GitHub action to check if pull requests have their corresponding issues linked, in order to enforce traceability.
input | required | default | description |
---|---|---|---|
github-token |
No | ${{github.token}} |
Your Github token, it's already available to your Github action. |
exclude-branches |
No | '' |
A comma-separated list of patterns to ignore source branches. (Any pattern supported by minimatch ). |
exclude-labels |
No | '' |
A comma-separated list of labels to ignore. |
comment |
No | true |
A boolean value that allow the action to create a comment. |
custom-body-comment |
No | "No linked issues found. Please add the corresponding issues in the pull request description. Use GitHub automation to close the issue when a PR is merged" |
Custom body PR comment. |
loose-matching |
No | false |
A boolean value indicating whether the action should verify linked issues inside a PR's description, merging onto any branch (including non-default branches like main or master ). When enabled, this option supports both local issues (e.g., #123 ) and external ones (e.g., https://github.com/org-name/repo/issues/123 or org-name/repo#123 ). Associating a pull request with an issue requires the use of any of the supported keywords in the pull request's description (e.g., fixes #123 ). |
output | description |
---|---|
linked_issues_count |
The total number of issues linked to your pull request. |
issues |
A stringified array containing the numbers of the linked issues, of the form ["some/repo#123", "another/repository#456"] |
Configure a workflow to run a job on pull_request
or pull_request_target
events.
If you enable the comment
option (enabled by default) we recommend to listen on pull_request_target
event.
pull_request_target
event has write permission to the target repository allowing external forks to create comments.

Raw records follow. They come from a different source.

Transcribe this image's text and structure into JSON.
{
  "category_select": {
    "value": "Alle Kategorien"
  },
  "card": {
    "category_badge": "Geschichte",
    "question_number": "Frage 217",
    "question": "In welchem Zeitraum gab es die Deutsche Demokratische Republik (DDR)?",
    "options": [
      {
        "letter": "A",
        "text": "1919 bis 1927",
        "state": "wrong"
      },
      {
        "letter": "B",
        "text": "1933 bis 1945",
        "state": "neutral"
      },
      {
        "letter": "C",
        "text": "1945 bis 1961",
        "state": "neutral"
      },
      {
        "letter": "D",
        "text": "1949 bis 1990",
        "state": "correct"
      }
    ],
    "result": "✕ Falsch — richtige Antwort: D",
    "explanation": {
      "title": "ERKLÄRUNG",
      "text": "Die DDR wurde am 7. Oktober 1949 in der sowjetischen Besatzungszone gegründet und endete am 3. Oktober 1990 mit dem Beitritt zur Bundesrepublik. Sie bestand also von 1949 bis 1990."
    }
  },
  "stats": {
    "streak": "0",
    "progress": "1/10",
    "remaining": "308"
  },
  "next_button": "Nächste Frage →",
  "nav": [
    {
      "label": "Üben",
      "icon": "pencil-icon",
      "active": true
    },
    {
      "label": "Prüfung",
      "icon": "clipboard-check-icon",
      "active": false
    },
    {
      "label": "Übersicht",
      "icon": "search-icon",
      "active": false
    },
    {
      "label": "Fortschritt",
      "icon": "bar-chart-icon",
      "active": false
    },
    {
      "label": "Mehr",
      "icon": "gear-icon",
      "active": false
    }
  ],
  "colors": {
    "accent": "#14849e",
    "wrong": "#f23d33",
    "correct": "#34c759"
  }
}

This action needs the following permissions:
issues: read
pull-requests: write
💡 Note that pull-requests: write
is required only if you enable the comment
option (enabled by default), see Disabling comments example below.
name: Check linked issues
on:
pull_request_target:
types: [opened, edited, reopened, synchronize]
jobs:
check_pull_requests:
runs-on: ubuntu-latest
name: Check linked issues
permissions:
issues: read
pull-requests: write
steps:
- uses: nearform-actions/github-action-check-linked-issues@v1
id: check-linked-issues
with:
exclude-branches: "release/**, dependabot/**"
# OPTIONAL: Use the output from the `check-linked-issues` step
- name: Get the output
run: echo "How many linked issues? ${{ steps.check-linked-issues.outputs.linked_issues_count }}"
When the action cannot find any linked issues it will fail explaining the reason.
By default, when the job fails it adds a new comment on Pull Request, but you can also write your custom comment setting
custom-body-comment
.
on:
pull_request_target:
types: [opened, edited, reopened, synchronize]
jobs:
check_pull_requests:
runs-on: ubuntu-latest
name: Check linked issues
permissions:
issues: read
pull-requests: write
steps:
- uses: nearform-actions/github-action-check-linked-issues@v1
id: check-linked-issues
with:
exclude-branches: "release/**, dependabot/**"
custom-body-comment: "Here is a custom comment!"
# OPTIONAL: Use the output from the `check-linked-issues` step
- name: Get the output
run: echo "How many linked issues? ${{ steps.check-linked-issues.outputs.linked_issues_count }}"
To disable comments in your Pull Request, you just need to set comment
to false.
on:
pull_request_target:
types: [opened, edited, reopened, synchronize]
jobs:
check_pull_requests:
runs-on: ubuntu-latest
name: Check linked issues
permissions:
issues: read
pull-requests: write
steps:
- uses: nearform-actions/github-action-check-linked-issues@v1
id: check-linked-issues
with:
exclude-branches: "release/**, dependabot/**"
comment: false
# OPTIONAL: Use the output from the `check-linked-issues` step
- name: Get the output
run: echo "How many linked issues? ${{ steps.check-linked-issues.outputs.linked_issues_count }}"
Currently you must link issues from the pull request description.
See the docs for more information about the supported syntax.
When you manually link up issues from the sidebar on the github.com UI, the workflow doesn't trigger. On the other hand, if you link up issues from your commits, then the PR doesn't get linked on your Projects board.
This is a GitHub limitation. This table shows what happens:
Linked from: | Workflow triggered? | Query works? | Appears on Projects? |
---|---|---|---|
Sidebar UI | ❌ | ✅ | ✅ |
Commit message | ✅ | ❌ | ❌ |
PR description | ✅ | ✅ | ✅ |
Please DO NOT link issues manually from the sidebar, neither from commit messages.
You can also reference issues outside of the repository on which the workflow is running. This works only if the repository containing the issue is public
. Issues in private repositories are not accessible by this action.